World Bank and China-backed infrastructure bank join hands

World Bank and China-backed infrastructure bank join hands

WASHINGTON - Agence France-Presse

AFP photo

The World Bank and the new China-backed Asian Infrastructure Investment Bank, originally seen as possible rivals, joined hands April 13 with an agreement to co-finance projects.

The two development banks signed off on a framework for working together on infrastructure programs over the coming year which will give the World Bank some crucial oversight on how projects are planned and implemented.

In its first year of operation, the AIIB expects to approve about $1.2 billion in financing, with a “sizable share” of that to be in joint projects with the World Bank, the two said.

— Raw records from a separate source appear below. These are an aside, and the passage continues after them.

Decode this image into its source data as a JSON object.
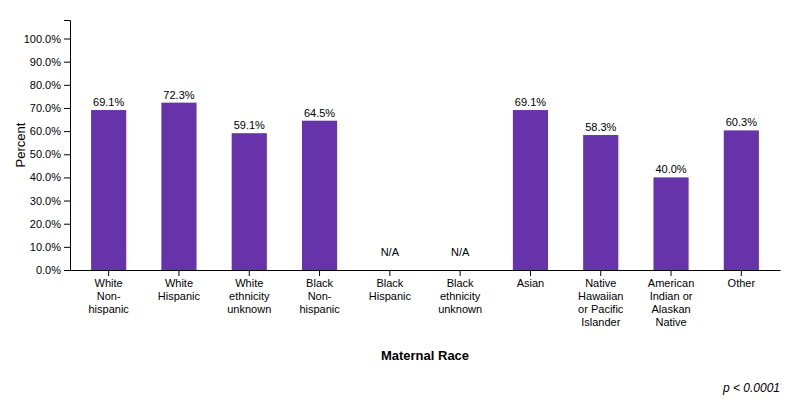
{
  "chart_data": {
    "type": "bar",
    "categories": [
      "White\nNon-\nhispanic",
      "White\nHispanic",
      "White\nethnicity\nunknown",
      "Black\nNon-\nhispanic",
      "Black\nHispanic",
      "Black\nethnicity\nunknown",
      "Asian",
      "Native\nHawaiian\nor Pacific\nIslander",
      "American\nIndian or\nAlaskan\nNative",
      "Other"
    ],
    "values": [
      69.1,
      72.3,
      59.1,
      64.5,
      null,
      null,
      69.1,
      58.3,
      40.0,
      60.3
    ],
    "value_labels": [
      "69.1%",
      "72.3%",
      "59.1%",
      "64.5%",
      "N/A",
      "N/A",
      "69.1%",
      "58.3%",
      "40.0%",
      "60.3%"
    ],
    "data_labels": true,
    "color": "#6633aa",
    "xlabel": "Maternal Race",
    "ylabel": "Percent",
    "annotations": [
      "p < 0.0001"
    ],
    "ylim": [
      0,
      108
    ],
    "yticks": [
      {
        "value": 0,
        "label": "0.0%"
      },
      {
        "value": 10,
        "label": "10.0%"
      },
      {
        "value": 20,
        "label": "20.0%"
      },
      {
        "value": 30,
        "label": "30.0%"
      },
      {
        "value": 40,
        "label": "40.0%"
      },
      {
        "value": 50,
        "label": "50.0%"
      },
      {
        "value": 60,
        "label": "60.0%"
      },
      {
        "value": 70,
        "label": "70.0%"
      },
      {
        "value": 80,
        "label": "80.0%"
      },
      {
        "value": 90,
        "label": "90.0%"
      },
      {
        "value": 100,
        "label": "100.0%"
      }
    ],
    "grid": false
  }
}
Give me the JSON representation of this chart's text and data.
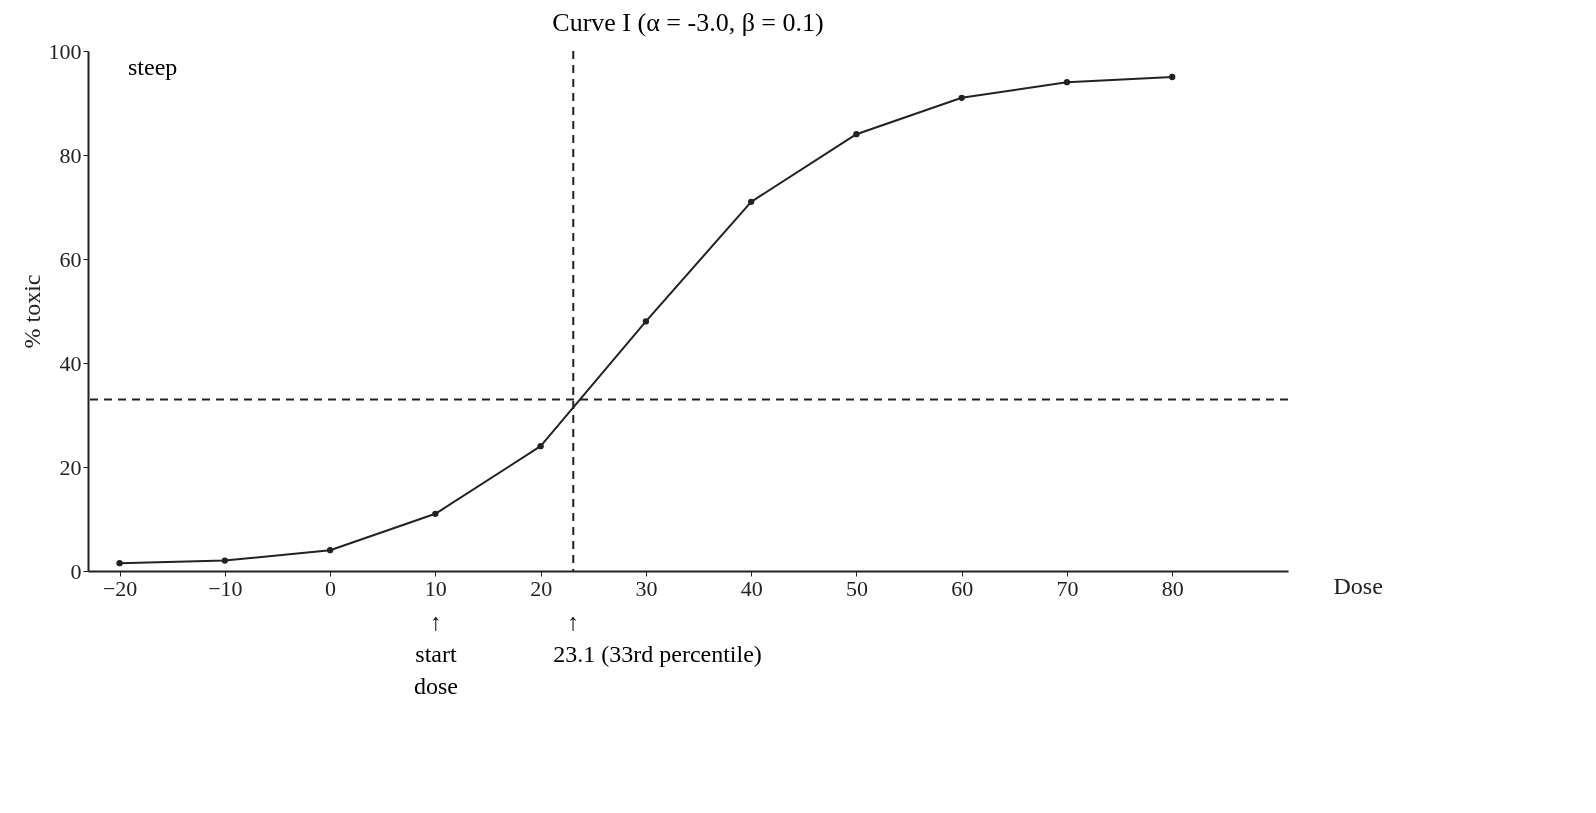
{
  "chart_data": {
    "type": "line",
    "title": "Curve I (α = -3.0, β = 0.1)",
    "xlabel": "Dose",
    "ylabel": "% toxic",
    "x": [
      -20,
      -10,
      0,
      10,
      20,
      30,
      40,
      50,
      60,
      70,
      80
    ],
    "series": [
      {
        "color": "#222222",
        "values": [
          1.5,
          2,
          4,
          11,
          24,
          48,
          71,
          84,
          91,
          94,
          95
        ]
      }
    ],
    "xlim": [
      -23,
      91
    ],
    "ylim": [
      0,
      100
    ],
    "xticks": [
      -20,
      -10,
      0,
      10,
      20,
      30,
      40,
      50,
      60,
      70,
      80
    ],
    "yticks": [
      0,
      20,
      40,
      60,
      80,
      100
    ],
    "ref_lines": [
      {
        "axis": "y",
        "value": 33,
        "line_style": "dashed",
        "label": null
      },
      {
        "axis": "x",
        "value": 23.1,
        "line_style": "dashed",
        "label": "↑ 23.1 (33rd percentile)"
      }
    ],
    "annotations": [
      "steep",
      "↑ start dose"
    ],
    "marker": "circle",
    "line_style": "solid",
    "grid": false
  }
}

Under consideration are around a dozen projects including water, transportation, and energy developments in East, Southeast and Central Asia.

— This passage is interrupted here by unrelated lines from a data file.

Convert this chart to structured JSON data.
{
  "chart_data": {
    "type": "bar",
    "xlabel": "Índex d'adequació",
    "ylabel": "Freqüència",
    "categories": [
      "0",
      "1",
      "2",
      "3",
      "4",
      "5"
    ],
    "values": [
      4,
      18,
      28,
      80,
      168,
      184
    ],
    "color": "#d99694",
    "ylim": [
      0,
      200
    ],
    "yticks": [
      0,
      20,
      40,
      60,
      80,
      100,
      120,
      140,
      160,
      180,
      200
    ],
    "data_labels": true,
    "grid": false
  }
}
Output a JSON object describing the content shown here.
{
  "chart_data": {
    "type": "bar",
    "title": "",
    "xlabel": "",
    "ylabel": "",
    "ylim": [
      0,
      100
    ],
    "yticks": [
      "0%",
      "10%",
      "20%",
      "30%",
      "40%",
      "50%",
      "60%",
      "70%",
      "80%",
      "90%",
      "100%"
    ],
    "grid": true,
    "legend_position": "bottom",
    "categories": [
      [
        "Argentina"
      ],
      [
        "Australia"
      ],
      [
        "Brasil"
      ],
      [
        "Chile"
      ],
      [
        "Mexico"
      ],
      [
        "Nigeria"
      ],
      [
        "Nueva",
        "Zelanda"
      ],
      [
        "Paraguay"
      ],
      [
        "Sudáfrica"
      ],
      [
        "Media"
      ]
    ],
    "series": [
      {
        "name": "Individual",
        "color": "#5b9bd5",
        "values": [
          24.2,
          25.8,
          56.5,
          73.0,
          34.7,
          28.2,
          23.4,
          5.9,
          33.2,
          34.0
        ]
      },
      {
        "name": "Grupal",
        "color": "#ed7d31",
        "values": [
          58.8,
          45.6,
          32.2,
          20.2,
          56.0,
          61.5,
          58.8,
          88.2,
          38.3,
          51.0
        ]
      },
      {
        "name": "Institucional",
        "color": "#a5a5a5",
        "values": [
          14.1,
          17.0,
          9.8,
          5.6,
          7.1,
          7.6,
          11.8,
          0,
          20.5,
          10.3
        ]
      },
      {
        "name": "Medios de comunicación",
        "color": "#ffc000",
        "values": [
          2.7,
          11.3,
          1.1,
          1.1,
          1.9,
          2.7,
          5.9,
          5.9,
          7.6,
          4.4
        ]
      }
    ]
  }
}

Beijing riled some World Bank backers two years ago when it moved to establish the AIIB to support the huge demand for infrastructure development in Asia.     

Critics led by the United States worried that the AIIB would set much lower standards for projects that would undermine principles of social, environmental and economic sustainability adhered to by the World Bank and other multilateral development finance institutions.

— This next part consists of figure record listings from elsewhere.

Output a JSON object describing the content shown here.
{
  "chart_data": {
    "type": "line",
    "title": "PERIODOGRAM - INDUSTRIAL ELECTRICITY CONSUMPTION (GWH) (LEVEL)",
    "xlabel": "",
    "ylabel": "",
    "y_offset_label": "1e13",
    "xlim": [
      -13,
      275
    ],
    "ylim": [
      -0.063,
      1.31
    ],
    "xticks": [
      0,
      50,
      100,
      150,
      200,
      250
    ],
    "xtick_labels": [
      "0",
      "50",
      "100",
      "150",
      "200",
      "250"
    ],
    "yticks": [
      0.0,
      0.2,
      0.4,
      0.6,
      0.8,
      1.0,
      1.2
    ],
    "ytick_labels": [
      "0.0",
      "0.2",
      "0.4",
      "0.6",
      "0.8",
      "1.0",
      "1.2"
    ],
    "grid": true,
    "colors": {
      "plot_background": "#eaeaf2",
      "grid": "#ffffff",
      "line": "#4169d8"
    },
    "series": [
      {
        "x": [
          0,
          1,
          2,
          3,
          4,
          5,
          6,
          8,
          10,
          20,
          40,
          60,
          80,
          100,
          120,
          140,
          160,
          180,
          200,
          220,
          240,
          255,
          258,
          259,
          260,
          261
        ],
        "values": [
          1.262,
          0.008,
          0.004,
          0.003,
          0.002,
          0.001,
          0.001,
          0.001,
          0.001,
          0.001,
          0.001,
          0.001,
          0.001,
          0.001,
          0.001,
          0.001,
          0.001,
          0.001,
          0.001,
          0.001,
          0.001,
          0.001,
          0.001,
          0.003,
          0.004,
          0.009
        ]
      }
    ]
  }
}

The AIIB was formally created in December with 57 members, and China the largest shareholder with 30 percent.

But the United States and Japan declined to join, reserving their support for the World Bank and the Asian Development Bank, where Washington wields great influence.

The two development banks said April 13 that under their agreement, the World Bank will prepare and supervise the joint projects “in accordance with its policies and procedures in areas like procurement, environment and social safeguards.”   

World Bank President Jim Yong Kim called the agreement “an important first step toward working with a new partner to address the world’s huge infrastructure needs.”   

Speaking at an Asia Society conference in Washington, AIIB President Jin Liqun said Wednesday that there is “vast room for cooperation” between the two, citing a forecast of the need for up to $10 trillion worth of infrastructure projects across Asia for the next decade.

“We do not have to compete,” he said, pledging high environmental and financial standards for the AIIB.

He added that the AIIB will have no tolerance for corruption and had already turned down a tainted project proposed to his bank after the World Bank and Asian Development Bank had turned it down.

“If corruption is involved, I’m sorry, we cannot do it.”